Suppose that we have a system which can receive different kinds of input (the index $k$ signifies the kind of input $I_k$) and performs a calculation on that input based on the internal parameters of the system which are denoted as $x_i$ in which $i$ is an index for the parameters ranging from 1 to $n$.

This system can be anything but for my problem is a neural network. We want to calculate the lower bound on the estimation error of the parameters given different kinds of input that we can stimulate the system with and finally figure out which kind of input is more suitable for the purpose of parameter estimation. To be specific, the parameters for which I want to calculate the error bound are the weight factors of the neural network but this question is more general. Here is the approach that I took:
1-Calculate the Fisher information matrix (FIM) using:
$[\mathcal{I(\bar{x})}]_{i,j}=E[(\frac{\partial}{\partial x_i}log f(\bar{x},I_k)(\frac{\partial}{\partial x_j}log f(\bar{x},I_k)]$
in which $\bar{x}$ is the vector of the parameters $x_1$ to $x_n$.
2-Invert the FIM.
3-Use the statement of the Cramer-Rao bound for the multivariate case:
$cov_{\bar{x}}(I_k) \geq [\mathcal{I(\bar{x})}]^{-1}$
This basically means that $cov_{\bar{x}}(I_k) - [\mathcal{I(\bar{x})}]^{-1}$ is positive semi-definite. This has a geometric interpretation which is explained here. I rephrase the content of the file below.
We can make an ellipse (ellipsoid) from the inverse of the Fisher information matrix instead of the covariance matrix of the parameters. This will be the smallest error ellipse that an unbiased estimator can achieve.
4-Calculate the volume of the error ellipsoid using the determinant of the inverse FIM and the confidence region that I want to consider. More information can be found here. The ellipsoid volume is given by:
$V = \frac{(K\pi)^{n/2}}{\Gamma(\frac{n}{2}+1)}\sqrt{det([\mathcal{I(\bar{x})}]^{-1})}$
After doing these calculations for different kinds of input $I_1, I_2, I_3$ and the others, I claim that the input for which we can achieve the lowest error ellipsoid volume is the most suitable one for our metrological task.
This kind of criterion which also amounts to maximizing the determinant of the Fisher information matrix is called the D-optimality criterion in system optimization. When I take the case $n=1$ the problem boils down to a single variable parameter estimation problem in which the CRLB is given by:
$var(x) \geq \frac{1}{\mathcal{I(\bar{x})}}$
For this case my results are consistent and I conclude that for a certain types of input $I_{k'}$ a smaller error bound is obtained. Keep in mind that my inputs are probability distributions.

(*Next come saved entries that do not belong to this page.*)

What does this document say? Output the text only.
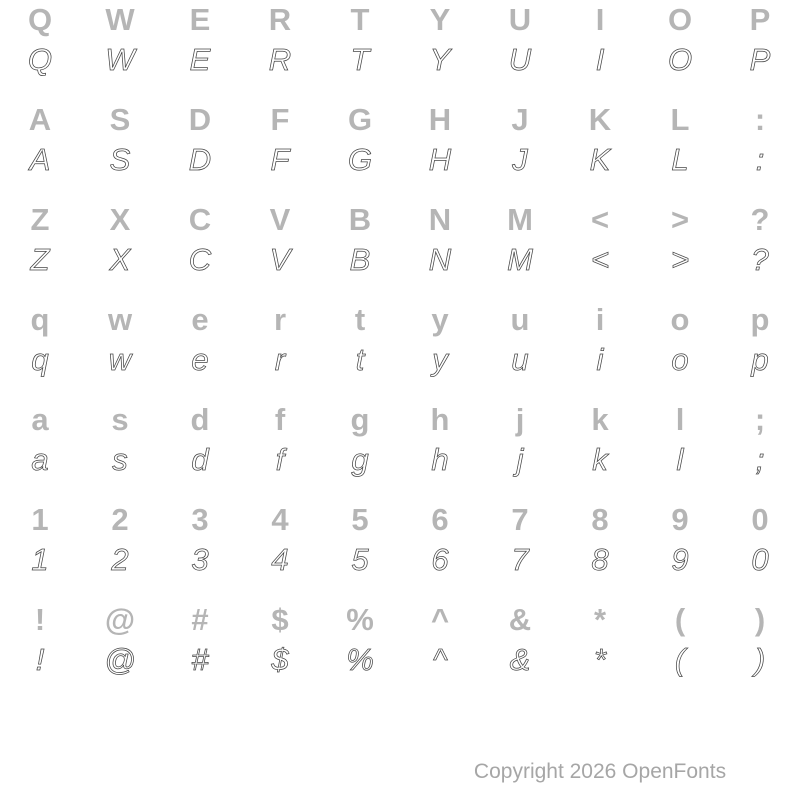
Q	W	E	R	T	Y	U	I	O	P
Q	W	E	R	T	Y	U	I	O	P
A	S	D	F	G	H	J	K	L	:
A	S	D	F	G	H	J	K	L	:
Z	X	C	V	B	N	M	<	>	?
Z	X	C	V	B	N	M	<	>	?
q	w	e	r	t	y	u	i	o	p
q	w	e	r	t	y	u	i	o	p
a	s	d	f	g	h	j	k	l	;
a	s	d	f	g	h	j	k	l	;
1	2	3	4	5	6	7	8	9	0
1	2	3	4	5	6	7	8	9	0
!	@	#	$	%	^	&	*	(	)
!	@	#	$	%	^	&	*	(	)
Copyright 2026 OpenFonts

For $n>1$ we need to calculate the ellipsoid volume.
Basically if one kind of input can give tighter error bound for $n=1$, given that for $n>1$ the system is composed of the same units only repeated in a network, we should get the optimal result for the same kind of input $I_{k'}$. This happens for some parameters but not for the others and the results vary depending on the efficiency of the system and the intensity of the input (mean of the probability distribution describing the input).
So the question is: Can we characterize the total error using the volume of the error ellipsoids or should we do more? I am not sure if the D-optimality is enough or should I consider other criteria as well. The reason I\m not sure is that I have not seen any mathematical proofs on which types of criteria are needed for which types of systems. Any guidance is highly appreciated.